A SpEd teacher shared this with me. They work really hard to teach and advocate for their students but it’s rough. (more…)
Done by Forty lost a friend and accurately describes the feelings I have often about mortality. We keep having to bury friends and family too soon: our parents, a friend at 13, another friend at 22, another friend who was only 25… it makes everything feels so petty, sometimes. Other times I remember that these daily moments, and the little things, are what make up life. It’s not petty, it just feels that way in the face of nothingness.
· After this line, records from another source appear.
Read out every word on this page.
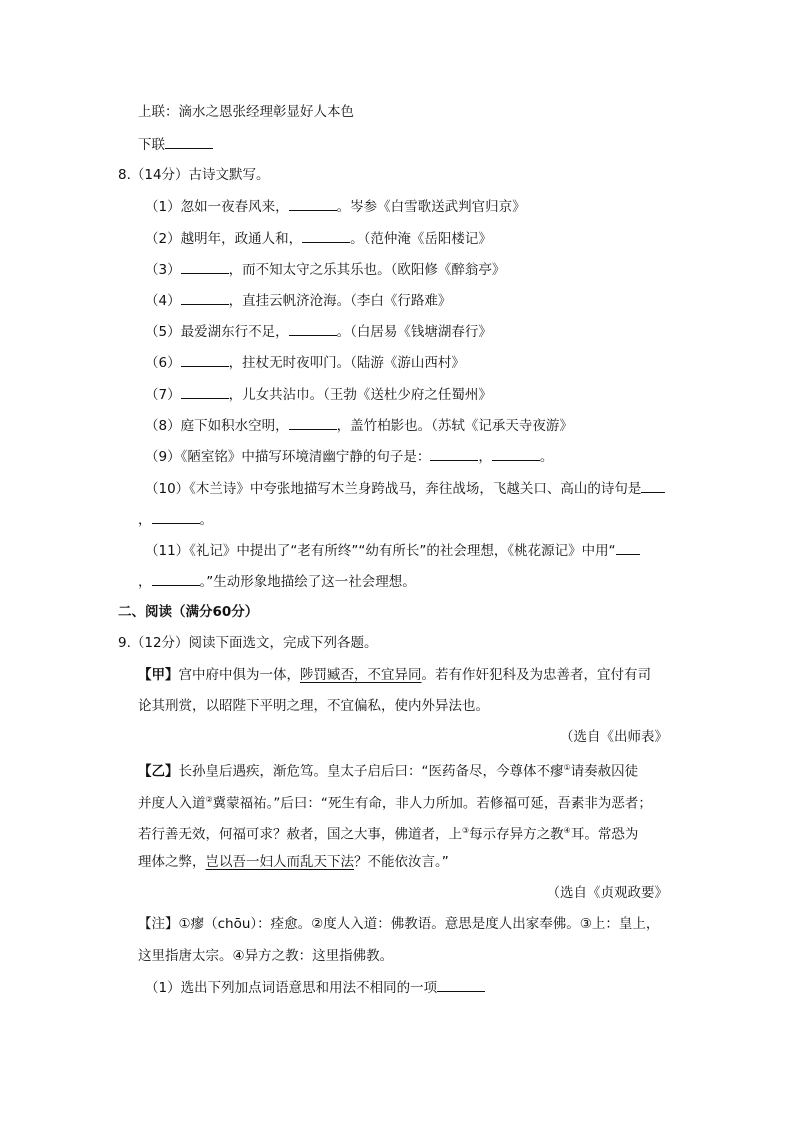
上联：滴水之恩张经理彰显好人本色
下联
8.（14分）古诗文默写。
（1）忽如一夜春风来，	。岑参《白雪歌送武判官归京》
（2）越明年，政通人和，	。（范仲淹《岳阳楼记》
（3）	，而不知太守之乐其乐也。（欧阳修《醉翁亭》
（4）	，直挂云帆济沧海。（李白《行路难》
（5）最爱湖东行不足，	。（白居易《钱塘湖春行》
（6）	，拄杖无时夜叩门。（陆游《游山西村》
（7）	，儿女共沾巾。（王勃《送杜少府之任蜀州》
（8）庭下如积水空明，	，盖竹柏影也。（苏轼《记承天寺夜游》
（9）《陋室铭》中描写环境清幽宁静的句子是：	，	。
（10）《木兰诗》中夸张地描写木兰身跨战马，奔往战场，飞越关口、高山的诗句是
，	。
（11）《礼记》中提出了“老有所终”“幼有所长”的社会理想，《桃花源记》中用“
，	。”生动形象地描绘了这一社会理想。
二、阅读（满分60分）
9.（12分）阅读下面选文，完成下列各题。
【甲】宫中府中俱为一体，陟罚臧否，不宜异同。若有作奸犯科及为忠善者，宜付有司
论其刑赏，以昭陛下平明之理，不宜偏私，使内外异法也。
（选自《出师表》
【乙】长孙皇后遇疾，渐危笃。皇太子启后曰：“医药备尽，今尊体不瘳①请奏赦囚徒
并度人入道②冀蒙福祐。”后曰：“死生有命，非人力所加。若修福可延，吾素非为恶者；
若行善无效，何福可求？赦者，国之大事，佛道者，上③每示存异方之教④耳。常恐为
理体之弊，岂以吾一妇人而乱天下法？不能依汝言。”
（选自《贞观政要》
【注】①瘳（chōu）：痊愈。②度人入道：佛教语。意思是度人出家奉佛。③上：皇上，
这里指唐太宗。④异方之教：这里指佛教。
（1）选出下列加点词语意思和用法不相同的一项
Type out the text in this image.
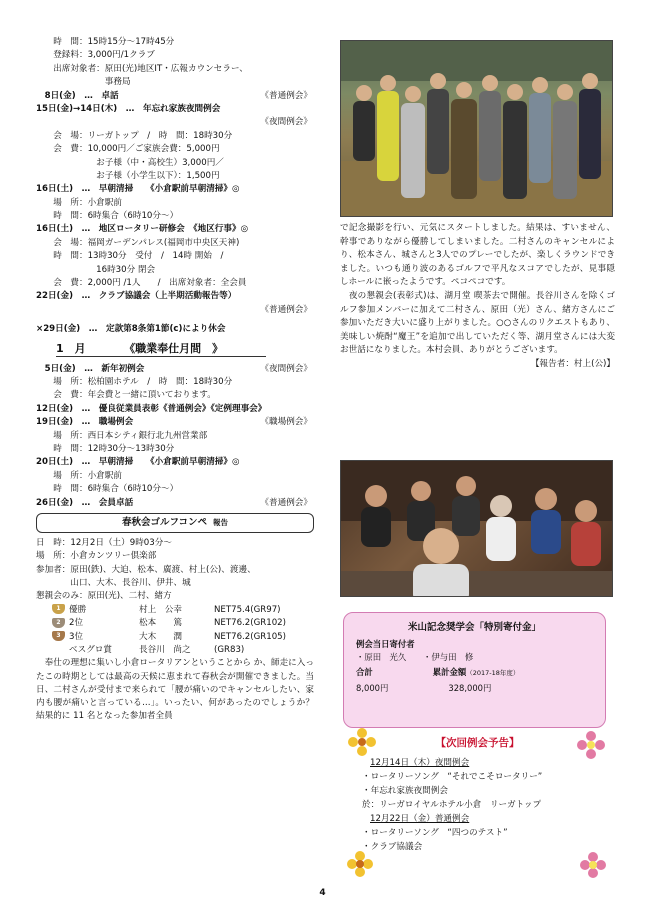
　　時　間：15時15分～17時45分
　　登録料：3,000円/1クラブ
　　出席対象者：原田(光)地区IT・広報カウンセラー、
　　　　　　　　事務局
　8日(金)　…　卓話	《普通例会》
15日(金)→14日(木)　…　年忘れ家族夜間例会
《夜間例会》
　　会　場：リーガトップ　/　時　間：18時30分
　　会　費：10,000円／ご家族会費：5,000円
　　　　　　　お子様（中・高校生）3,000円／
　　　　　　　お子様（小学生以下）：1,500円
16日(土)　…　早朝清掃　　《小倉駅前早朝清掃》◎
　　場　所：小倉駅前
　　時　間：6時集合（6時10分～）
16日(土)　…　地区ロータリー研修会　《地区行事》◎
　　会　場：福岡ガーデンパレス(福岡市中央区天神)
　　時　間：13時30分　受付　/　14時 開始　/
　　　　　　　16時30分 閉会
　　会　費：2,000円 /1人　　/　出席対象者：全会員
22日(金)　…　クラブ協議会（上半期活動報告等）
《普通例会》
×29日(金)　…　定款第8条第1節(c)により休会
1　月　　　　《職業奉仕月間　》
　5日(金)　…　新年初例会	《夜間例会》
　　場　所：松柏園ホテル　/　時　間：18時30分
　　会　費：年会費と一緒に頂いております。
12日(金)　…　優良従業員表彰《普通例会》《定例理事会》
19日(金)　…　職場例会	《職場例会》
　　場　所：西日本シティ銀行北九州営業部
　　時　間：12時30分～13時30分
20日(土)　…　早朝清掃　　《小倉駅前早朝清掃》◎
　　場　所：小倉駅前
　　時　間：6時集合（6時10分～）
26日(金)　…　会員卓話	《普通例会》
春秋会ゴルフコンペ 報告
日　時：12月2日（土）9時03分～
場　所：小倉カンツリー倶楽部
参加者：原田(鉄)、大迫、松本、廣渡、村上(公)、渡邊、
　　　　山口、大木、長谷川、伊井、城
懇親会のみ：原田(光)、二村、緒方
1 優勝	村上　公幸	NET75.4(GR97)
2 2位	松本　　篤	NET76.2(GR102)
3 3位	大木　　潤	NET76.2(GR105)
ベスグロ賞	長谷川　尚之	(GR83)
　奉仕の理想に集いし小倉ロータリアンということから か、師走に入ったこの時期としては最高の天候に恵まれて春秋会が開催できました。当日、二村さんが受付まで来られて「腰が痛いのでキャンセルしたい、家内も腰が痛いと言っている…」。いったい、何があったのでしょうか？　結果的に 11 名となった参加者全員
で記念撮影を行い、元気にスタートしました。結果は、すいません、幹事でありながら優勝してしまいました。二村さんのキャンセルにより、松本さん、城さんと3人でのプレーでしたが、楽しくラウンドできました。いつも通り波のあるゴルフで平凡なスコアでしたが、見事隠しホールに嵌ったようです。ペコペコです。
　夜の懇親会(表彰式)は、湖月堂 喫茶去で開催。長谷川さんを除くゴルフ参加メンバーに加えて二村さん、原田（光）さん、緒方さんにご参加いただき大いに盛り上がりました。○○さんのリクエストもあり、美味しい焼酎“魔王”を追加で出していただく等、湖月堂さんには大変お世話になりました。本村会員、ありがとうございます。
【報告者：村上(公)】
米山記念奨学会「特別寄付金」
例会当日寄付者
・原田　光久　　・伊与田　修
合計	累計金額（2017-18年度）
8,000円	328,000円
【次回例会予告】
12月14日（木）夜間例会
・ロータリーソング　“それでこそロータリー”
・年忘れ家族夜間例会
於：リーガロイヤルホテル小倉　リーガトップ
12月22日（金）普通例会
・ロータリーソング　“四つのテスト”
・クラブ協議会
4
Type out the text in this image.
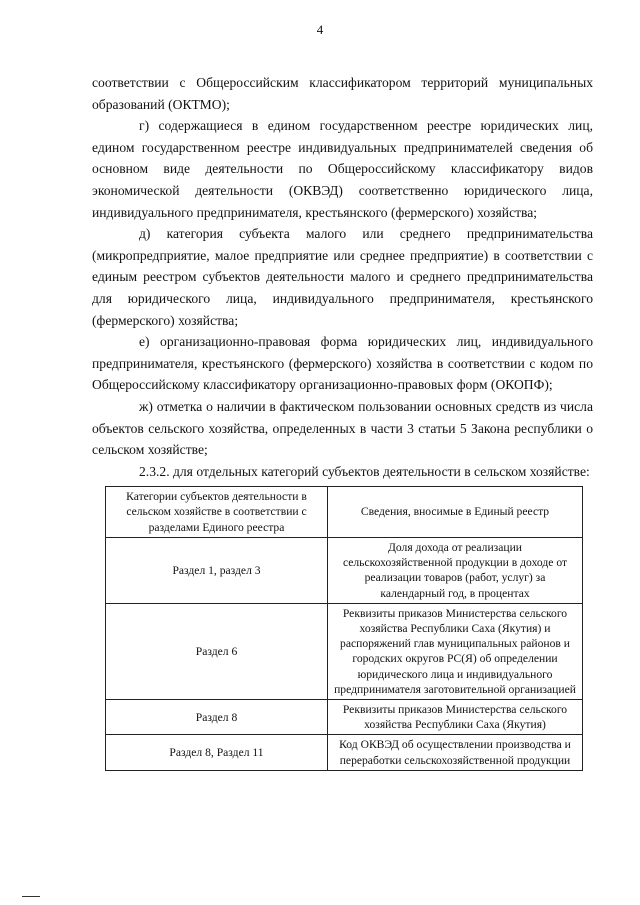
4

соответствии с Общероссийским классификатором территорий муниципальных образований (ОКТМО);

г) содержащиеся в едином государственном реестре юридических лиц, едином государственном реестре индивидуальных предпринимателей сведения об основном виде деятельности по Общероссийскому классификатору видов экономической деятельности (ОКВЭД) соответственно юридического лица, индивидуального предпринимателя, крестьянского (фермерского) хозяйства;

д) категория субъекта малого или среднего предпринимательства (микропредприятие, малое предприятие или среднее предприятие) в соответствии с единым реестром субъектов деятельности малого и среднего предпринимательства для юридического лица, индивидуального предпринимателя, крестьянского (фермерского) хозяйства;

е) организационно-правовая форма юридических лиц, индивидуального предпринимателя, крестьянского (фермерского) хозяйства в соответствии с кодом по Общероссийскому классификатору организационно-правовых форм (ОКОПФ);

ж) отметка о наличии в фактическом пользовании основных средств из числа объектов сельского хозяйства, определенных в части 3 статьи 5 Закона республики о сельском хозяйстве;

2.3.2. для отдельных категорий субъектов деятельности в сельском хозяйстве:

Категории субъектов деятельности в сельском хозяйстве в соответствии с разделами Единого реестра	Сведения, вносимые в Единый реестр
Раздел 1, раздел 3	Доля дохода от реализации сельскохозяйственной продукции в доходе от реализации товаров (работ, услуг) за календарный год, в процентах
Раздел 6	Реквизиты приказов Министерства сельского хозяйства Республики Саха (Якутия) и распоряжений глав муниципальных районов и городских округов РС(Я) об определении юридического лица и индивидуального предпринимателя заготовительной организацией
Раздел 8	Реквизиты приказов Министерства сельского хозяйства Республики Саха (Якутия)
Раздел 8, Раздел 11	Код ОКВЭД об осуществлении производства и переработки сельскохозяйственной продукции
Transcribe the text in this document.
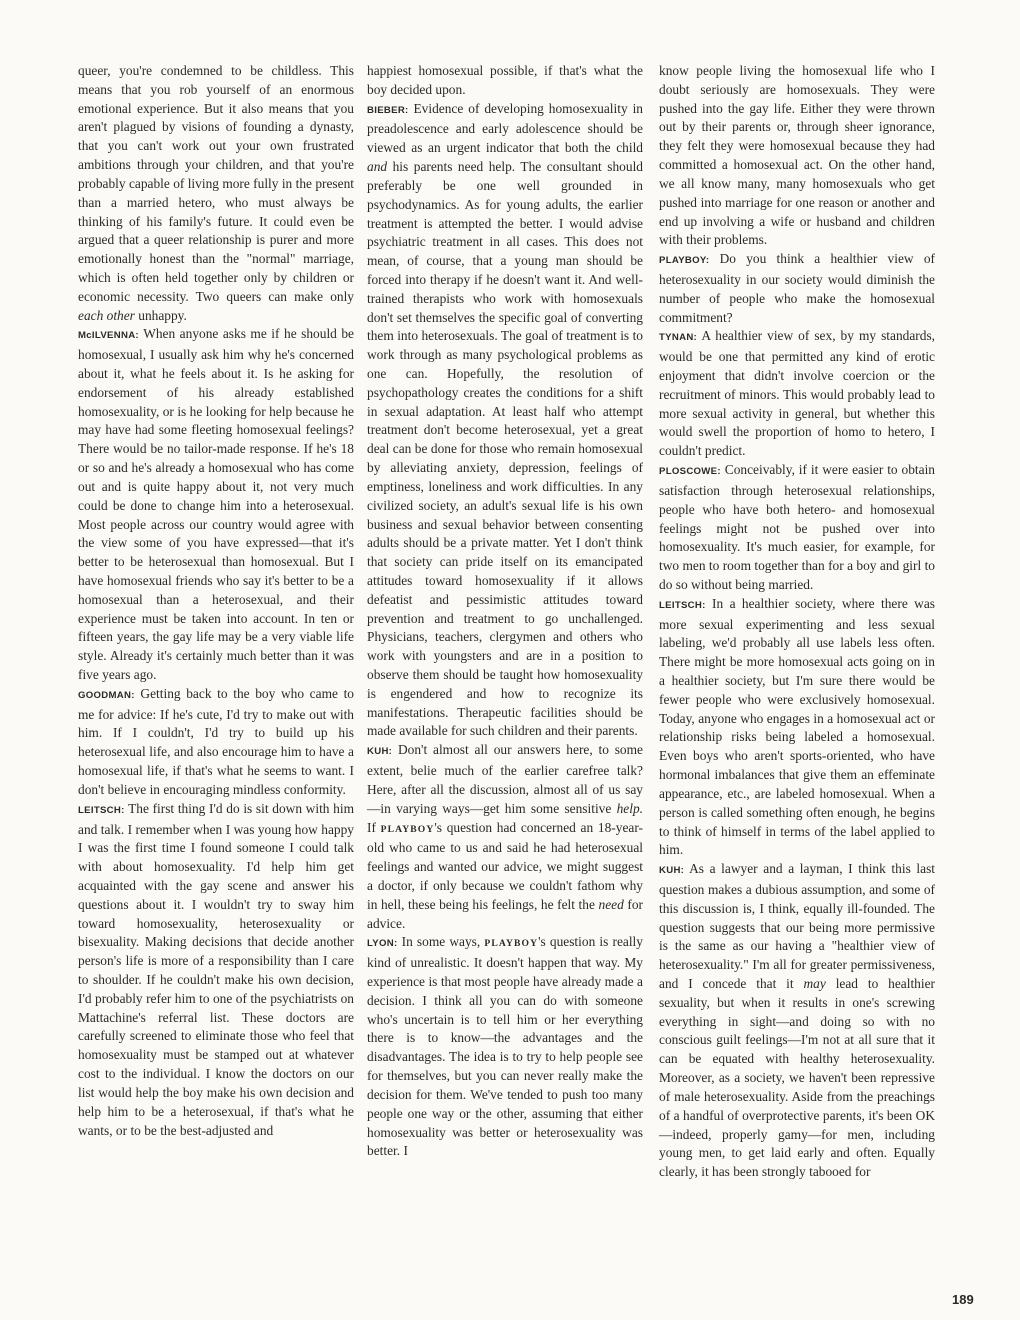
queer, you're condemned to be childless. This means that you rob yourself of an enormous emotional experience. But it also means that you aren't plagued by visions of founding a dynasty, that you can't work out your own frustrated ambitions through your children, and that you're probably capable of living more fully in the present than a married hetero, who must always be thinking of his family's future. It could even be argued that a queer relationship is purer and more emotionally honest than the "normal" marriage, which is often held together only by children or economic necessity. Two queers can make only each other unhappy.

McILVENNA: When anyone asks me if he should be homosexual, I usually ask him why he's concerned about it, what he feels about it. Is he asking for endorsement of his already established homosexuality, or is he looking for help because he may have had some fleeting homosexual feelings? There would be no tailor-made response. If he's 18 or so and he's already a homosexual who has come out and is quite happy about it, not very much could be done to change him into a heterosexual. Most people across our country would agree with the view some of you have expressed—that it's better to be heterosexual than homosexual. But I have homosexual friends who say it's better to be a homosexual than a heterosexual, and their experience must be taken into account. In ten or fifteen years, the gay life may be a very viable life style. Already it's certainly much better than it was five years ago.

GOODMAN: Getting back to the boy who came to me for advice: If he's cute, I'd try to make out with him. If I couldn't, I'd try to build up his heterosexual life, and also encourage him to have a homosexual life, if that's what he seems to want. I don't believe in encouraging mindless conformity.

LEITSCH: The first thing I'd do is sit down with him and talk. I remember when I was young how happy I was the first time I found someone I could talk with about homosexuality. I'd help him get acquainted with the gay scene and answer his questions about it. I wouldn't try to sway him toward homosexuality, heterosexuality or bisexuality. Making decisions that decide another person's life is more of a responsibility than I care to shoulder. If he couldn't make his own decision, I'd probably refer him to one of the psychiatrists on Mattachine's referral list. These doctors are carefully screened to eliminate those who feel that homosexuality must be stamped out at whatever cost to the individual. I know the doctors on our list would help the boy make his own decision and help him to be a heterosexual, if that's what he wants, or to be the best-adjusted and

happiest homosexual possible, if that's what the boy decided upon.

BIEBER: Evidence of developing homosexuality in preadolescence and early adolescence should be viewed as an urgent indicator that both the child and his parents need help. The consultant should preferably be one well grounded in psychodynamics. As for young adults, the earlier treatment is attempted the better. I would advise psychiatric treatment in all cases. This does not mean, of course, that a young man should be forced into therapy if he doesn't want it. And well-trained therapists who work with homosexuals don't set themselves the specific goal of converting them into heterosexuals. The goal of treatment is to work through as many psychological problems as one can. Hopefully, the resolution of psychopathology creates the conditions for a shift in sexual adaptation. At least half who attempt treatment don't become heterosexual, yet a great deal can be done for those who remain homosexual by alleviating anxiety, depression, feelings of emptiness, loneliness and work difficulties. In any civilized society, an adult's sexual life is his own business and sexual behavior between consenting adults should be a private matter. Yet I don't think that society can pride itself on its emancipated attitudes toward homosexuality if it allows defeatist and pessimistic attitudes toward prevention and treatment to go unchallenged. Physicians, teachers, clergymen and others who work with youngsters and are in a position to observe them should be taught how homosexuality is engendered and how to recognize its manifestations. Therapeutic facilities should be made available for such children and their parents.

KUH: Don't almost all our answers here, to some extent, belie much of the earlier carefree talk? Here, after all the discussion, almost all of us say—in varying ways—get him some sensitive help. If PLAYBOY's question had concerned an 18-year-old who came to us and said he had heterosexual feelings and wanted our advice, we might suggest a doctor, if only because we couldn't fathom why in hell, these being his feelings, he felt the need for advice.

LYON: In some ways, PLAYBOY's question is really kind of unrealistic. It doesn't happen that way. My experience is that most people have already made a decision. I think all you can do with someone who's uncertain is to tell him or her everything there is to know—the advantages and the disadvantages. The idea is to try to help people see for themselves, but you can never really make the decision for them. We've tended to push too many people one way or the other, assuming that either homosexuality was better or heterosexuality was better. I

know people living the homosexual life who I doubt seriously are homosexuals. They were pushed into the gay life. Either they were thrown out by their parents or, through sheer ignorance, they felt they were homosexual because they had committed a homosexual act. On the other hand, we all know many, many homosexuals who get pushed into marriage for one reason or another and end up involving a wife or husband and children with their problems.

PLAYBOY: Do you think a healthier view of heterosexuality in our society would diminish the number of people who make the homosexual commitment?

TYNAN: A healthier view of sex, by my standards, would be one that permitted any kind of erotic enjoyment that didn't involve coercion or the recruitment of minors. This would probably lead to more sexual activity in general, but whether this would swell the proportion of homo to hetero, I couldn't predict.

PLOSCOWE: Conceivably, if it were easier to obtain satisfaction through heterosexual relationships, people who have both hetero- and homosexual feelings might not be pushed over into homosexuality. It's much easier, for example, for two men to room together than for a boy and girl to do so without being married.

LEITSCH: In a healthier society, where there was more sexual experimenting and less sexual labeling, we'd probably all use labels less often. There might be more homosexual acts going on in a healthier society, but I'm sure there would be fewer people who were exclusively homosexual. Today, anyone who engages in a homosexual act or relationship risks being labeled a homosexual. Even boys who aren't sports-oriented, who have hormonal imbalances that give them an effeminate appearance, etc., are labeled homosexual. When a person is called something often enough, he begins to think of himself in terms of the label applied to him.

KUH: As a lawyer and a layman, I think this last question makes a dubious assumption, and some of this discussion is, I think, equally ill-founded. The question suggests that our being more permissive is the same as our having a "healthier view of heterosexuality." I'm all for greater permissiveness, and I concede that it may lead to healthier sexuality, but when it results in one's screwing everything in sight—and doing so with no conscious guilt feelings—I'm not at all sure that it can be equated with healthy heterosexuality. Moreover, as a society, we haven't been repressive of male heterosexuality. Aside from the preachings of a handful of overprotective parents, it's been OK—indeed, properly gamy—for men, including young men, to get laid early and often. Equally clearly, it has been strongly tabooed for

189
I also find myself feeling odd about aging even while planning to take care of aging DINK friends. I can’t believe some of my dear friends are pushing 80. What?? But it’s true and we can’t pretend it’s not happening as much as I want to bury my head in the sand. So we’re having hard conversations about how they want me / us to care for them when the time comes for them to need care.
I had this feeling in my heart when I started our Lakota giving early this year. I have to find some time to write a new update soon. In case you’re not into clicking links, and want to know what Kelly’s suggested, here you go:
Kelly 2/9: If you would like to contribute to the @IWRising abortion fund, which provides assistance to Indigenous people seeking abortion care in the US and Canada you can do so here:
Kelly 3/9: .@Chi_Nations
is a diverse group of Native youth w a mission to raise awareness of Native cultural identity. I did some education work alongside them this yr at a children’s event about colonization and climate change & was mad impressed. Support them.
Kelly 4/9: To support the fight to save the Indian Child Welfare Act (and so much more), donate to @lakotalaw. These folks fight for the rights of Native children and to keep Native children in Native homes. They also work to defend Native land.
Kelly 5/9: Another great option is the Native American Food Sovereignty Alliance. NAFSA is dedicated to restoring, supporting and developing Indigenous food systems and ensuring food security for future generations.
Kelly 6/9: With Native voting rights under threat, this is a good time to support @4directionsvote. Their organizers are committed to the full enfranchisement of Native people. To fight Native voter suppression, you can donate here.
Kelly 7/9: My own people, the Menominee, are organizing against a proposed mine that would destroy our sacred sites and poison our water. You can help here.
Kelly 9/9: If you want to support one of the Native youth who helped launch the Standing Rock protests, who is now working to put himself through college, you can do that here.
I’m in no way prepared to spend $1200 on a robot vacuum, but can I just say: this one empties itself?? Half the point of getting a robot vacuum is preserving my energy and my concern is having to fight with the vacuum to empty the bin constantly. With two dogs and kid, I’m pretty sure we’ll fill the bins a lot. I am almost tempted to wait a couple more years for my bot vacuum so we can get this one. But maybe not…
Avocado slices!
I didn’t know that I wanted to know how to slice avocados perfectly before but this is great.